To be eligible for the AEWV, migrants must satisfy the applicable wage threshold when they apply. If a job check is approved and then the wage threshold rises before their visa application, applicants may need to meet this new higher level of income than what was initially accepted in the pay range review.
As an example, let's say that a job check is granted to an employer on November 1st 2022 based on the median wage of $27.76 at the time.
To better reflect the current economic landscape, residence visa categories and pathways based on median wages will now be updated. This affects many well-known paths such as Green List, Highly Paid pathways, Skilled Migrant Category and Parent Category.
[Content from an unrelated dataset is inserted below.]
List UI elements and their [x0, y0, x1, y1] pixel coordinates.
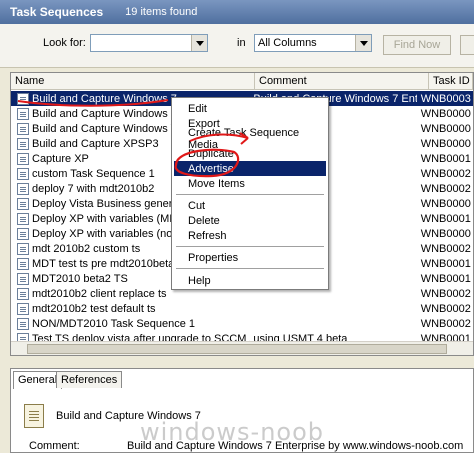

Until now, the wage thresholds were adjusted on a fluctuating timetable. However, beginning in 2023 there will be an established procedure for setting thresholds annually: every February immigration instructions are updated with median wages based off of Stats NZ's June rate from the previous year. This consistent solution helps to ensure that employers and employees alike can plan ahead.
With ample warning, people can remain informed of the upcoming alterations. Furthermore, the median wage calculator will be revised well before its implementation to ensure that everyone is able to adapt accordingly.
A temporary exception, that recognises the extreme impact of Covid-19 on tourism and hospitality sectors, has been granted to many employment roles with a lowered wage threshold of $25 an hour until April 2023 under the AEWV.
The Government is steadfast in its commitment to the industry and has chosen to transition away from the exemption of median wage thresholds gradually, taking place over two stages.
The assurance of a regular review process for all wage thresholds connected with the median wage helps to better reflect the current economic landscape. This provides employers and employees alike ample warning on upcoming amendments, allowing them time to adapt accordingly.
Although there is a temporary exception in place for tourism and hospitality roles, this will end in April 2024 when these roles must be paid at least 100% of the median wage. This requirement should allow those working in these sectors to get fair wages that accurately reflect their hard work and dedication.